Outre les carrés magiques, Agrippa décrit une foule d’autres symboles occultes. Les sceaux planétaires, obtenus en traçant des lignes reliant certaines lettres ou chiffres sacrés, captent l’esprit de la planète et servent à marquer les talismans. Les noms divins et angéliques tirés de la Kabbale sont gravés autour des talismans pour invoquer la protection céleste. Agrippa donne également des carrés de lettres formant des mots mystiques, des figures géométriques exprimant l’harmonie cosmique, ou encore des images talismaniques (par exemple la représentation d’un lion pour le Soleil, d’un taureau pour Vénus, etc.) censées mettre en résonance l’objet avec la force visée. Chaque élément a son importance : la couleur de la bougie utilisée, l’encens brûlé, le verbe sacré prononcé lors du rituel… En combinant ces ingrédients, le mage crée un support matériel où viennent résider les influences invisibles. La philosophie d’Agrippa prend ici une tournure pratique très concrète : en préparant soigneusement pantacles et sceaux, l’adepte se dote d’objets de pouvoir capables d’agir à distance sur les personnes et les événements. La magie, pour Agrippa, est une science opératoire qui permet de “changer le cours des choses” en accord avec l’ordre universel. Le mage n’est pas un illusionniste, c’est un technicien du sacré qui sait capter et orienter les courants occultes diffusés par la Création.
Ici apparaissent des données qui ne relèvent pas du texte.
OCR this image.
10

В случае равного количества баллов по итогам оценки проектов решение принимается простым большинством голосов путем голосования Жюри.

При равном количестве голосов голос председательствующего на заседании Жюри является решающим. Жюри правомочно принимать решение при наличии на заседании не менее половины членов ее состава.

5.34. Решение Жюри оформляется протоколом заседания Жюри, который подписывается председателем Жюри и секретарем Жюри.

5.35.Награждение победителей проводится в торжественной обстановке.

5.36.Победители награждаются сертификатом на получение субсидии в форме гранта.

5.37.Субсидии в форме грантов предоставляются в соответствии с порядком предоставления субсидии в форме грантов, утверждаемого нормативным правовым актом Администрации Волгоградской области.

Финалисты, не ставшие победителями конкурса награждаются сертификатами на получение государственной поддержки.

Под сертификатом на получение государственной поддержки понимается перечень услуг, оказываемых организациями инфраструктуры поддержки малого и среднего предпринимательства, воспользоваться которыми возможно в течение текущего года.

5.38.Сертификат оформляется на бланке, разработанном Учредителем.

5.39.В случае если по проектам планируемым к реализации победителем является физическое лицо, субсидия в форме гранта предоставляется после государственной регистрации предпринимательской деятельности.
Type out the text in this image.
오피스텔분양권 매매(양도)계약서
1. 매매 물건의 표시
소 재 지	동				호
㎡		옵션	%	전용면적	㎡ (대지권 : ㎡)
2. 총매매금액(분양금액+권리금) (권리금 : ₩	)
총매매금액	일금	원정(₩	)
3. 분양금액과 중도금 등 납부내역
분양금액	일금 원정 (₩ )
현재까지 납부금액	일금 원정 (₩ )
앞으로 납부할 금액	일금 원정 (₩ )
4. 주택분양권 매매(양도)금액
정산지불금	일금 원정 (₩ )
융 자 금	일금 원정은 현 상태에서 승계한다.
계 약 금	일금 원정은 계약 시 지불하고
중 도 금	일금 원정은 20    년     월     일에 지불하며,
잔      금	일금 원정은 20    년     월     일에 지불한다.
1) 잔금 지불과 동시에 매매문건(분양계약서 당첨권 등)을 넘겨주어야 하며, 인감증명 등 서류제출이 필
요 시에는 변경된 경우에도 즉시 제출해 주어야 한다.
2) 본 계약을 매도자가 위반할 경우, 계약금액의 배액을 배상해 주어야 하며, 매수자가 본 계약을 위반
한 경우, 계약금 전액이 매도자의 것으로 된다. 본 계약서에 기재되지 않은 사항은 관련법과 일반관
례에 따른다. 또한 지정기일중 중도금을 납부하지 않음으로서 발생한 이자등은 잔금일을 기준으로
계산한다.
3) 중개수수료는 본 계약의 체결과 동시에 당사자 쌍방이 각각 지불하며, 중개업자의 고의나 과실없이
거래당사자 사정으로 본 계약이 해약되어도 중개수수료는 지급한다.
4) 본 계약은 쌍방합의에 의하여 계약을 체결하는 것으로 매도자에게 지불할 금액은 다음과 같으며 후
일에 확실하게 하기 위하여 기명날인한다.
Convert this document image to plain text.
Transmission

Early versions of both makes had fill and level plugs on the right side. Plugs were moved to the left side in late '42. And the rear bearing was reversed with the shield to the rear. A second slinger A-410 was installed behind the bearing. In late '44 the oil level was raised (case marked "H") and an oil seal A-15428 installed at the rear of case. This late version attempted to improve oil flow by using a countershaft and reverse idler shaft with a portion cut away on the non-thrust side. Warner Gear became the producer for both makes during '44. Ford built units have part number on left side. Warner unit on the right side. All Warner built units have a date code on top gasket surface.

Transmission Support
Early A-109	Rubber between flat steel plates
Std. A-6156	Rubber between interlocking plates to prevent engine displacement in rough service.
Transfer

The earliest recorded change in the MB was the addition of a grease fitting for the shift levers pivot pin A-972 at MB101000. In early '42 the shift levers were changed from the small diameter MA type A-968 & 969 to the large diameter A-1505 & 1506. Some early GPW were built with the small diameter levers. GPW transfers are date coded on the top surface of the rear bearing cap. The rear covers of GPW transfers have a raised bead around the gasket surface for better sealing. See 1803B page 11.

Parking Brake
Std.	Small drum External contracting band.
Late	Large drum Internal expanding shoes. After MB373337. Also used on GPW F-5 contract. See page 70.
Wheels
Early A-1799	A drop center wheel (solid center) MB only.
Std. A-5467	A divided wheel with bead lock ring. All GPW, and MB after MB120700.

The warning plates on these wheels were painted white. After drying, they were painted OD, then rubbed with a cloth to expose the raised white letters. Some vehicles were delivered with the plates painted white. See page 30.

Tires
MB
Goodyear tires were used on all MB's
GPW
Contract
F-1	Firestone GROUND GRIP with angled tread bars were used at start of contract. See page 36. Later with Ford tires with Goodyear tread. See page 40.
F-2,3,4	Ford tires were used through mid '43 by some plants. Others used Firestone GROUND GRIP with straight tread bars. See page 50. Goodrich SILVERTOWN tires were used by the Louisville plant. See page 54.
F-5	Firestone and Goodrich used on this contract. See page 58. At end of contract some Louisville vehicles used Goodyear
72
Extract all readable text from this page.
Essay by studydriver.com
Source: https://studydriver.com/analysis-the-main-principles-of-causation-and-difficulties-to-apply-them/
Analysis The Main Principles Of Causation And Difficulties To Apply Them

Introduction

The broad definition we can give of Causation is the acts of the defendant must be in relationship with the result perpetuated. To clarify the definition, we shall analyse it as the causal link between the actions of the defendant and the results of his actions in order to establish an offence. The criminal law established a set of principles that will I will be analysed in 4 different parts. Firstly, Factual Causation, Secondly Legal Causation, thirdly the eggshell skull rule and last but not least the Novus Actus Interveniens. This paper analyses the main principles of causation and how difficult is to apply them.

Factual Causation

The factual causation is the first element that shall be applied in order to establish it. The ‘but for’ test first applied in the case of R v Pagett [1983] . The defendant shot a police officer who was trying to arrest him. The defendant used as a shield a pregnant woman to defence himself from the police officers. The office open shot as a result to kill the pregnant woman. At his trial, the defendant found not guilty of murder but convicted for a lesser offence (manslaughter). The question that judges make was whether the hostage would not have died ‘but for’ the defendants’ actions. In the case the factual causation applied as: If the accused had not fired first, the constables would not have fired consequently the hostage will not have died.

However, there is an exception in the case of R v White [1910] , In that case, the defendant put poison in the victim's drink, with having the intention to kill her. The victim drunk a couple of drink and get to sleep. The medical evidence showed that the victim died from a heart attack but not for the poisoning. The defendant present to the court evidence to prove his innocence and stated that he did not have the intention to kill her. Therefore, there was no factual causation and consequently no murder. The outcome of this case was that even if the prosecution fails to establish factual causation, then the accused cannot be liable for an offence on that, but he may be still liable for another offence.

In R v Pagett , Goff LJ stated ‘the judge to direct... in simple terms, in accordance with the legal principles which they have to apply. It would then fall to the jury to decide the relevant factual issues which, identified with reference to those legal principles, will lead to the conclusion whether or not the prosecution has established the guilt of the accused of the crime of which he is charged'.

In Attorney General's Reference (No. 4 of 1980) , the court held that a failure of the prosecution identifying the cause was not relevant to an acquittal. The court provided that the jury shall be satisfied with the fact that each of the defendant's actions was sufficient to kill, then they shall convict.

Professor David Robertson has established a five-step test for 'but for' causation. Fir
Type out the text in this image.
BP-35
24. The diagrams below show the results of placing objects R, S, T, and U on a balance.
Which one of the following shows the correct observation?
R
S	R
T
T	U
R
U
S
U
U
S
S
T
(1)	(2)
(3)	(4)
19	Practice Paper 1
Le monde selon Agrippa apparaît ainsi comme un grand temple où chaque chose, des étoiles aux pierres, possède un sens et une influence. En ce temple, le mage officie en prêtre de la nature, utilisant les clés symboliques léguées par la tradition pour ouvrir les portes du mystère. Cette vision du monde, où la nature fourmille de secrets divins et où l’esprit humain peut communier avec les anges, a exercé une fascination durable. Certes, dès son époque, Agrippa dut faire face aux sceptiques et aux théologiens inquiets, mais son Occulta Philosophia devint au fil des siècles un texte fondateur de l’ésotérisme occidental. Croire avec Agrippa, c’est accepter que le visible n’est qu’une partie de la réalité, et que derrière la course des planètes ou la croissance des plantes opère une intelligence à déchiffrer. C’est adopter un regard émerveillé sur la création, où le merveilleux côtoie le quotidien.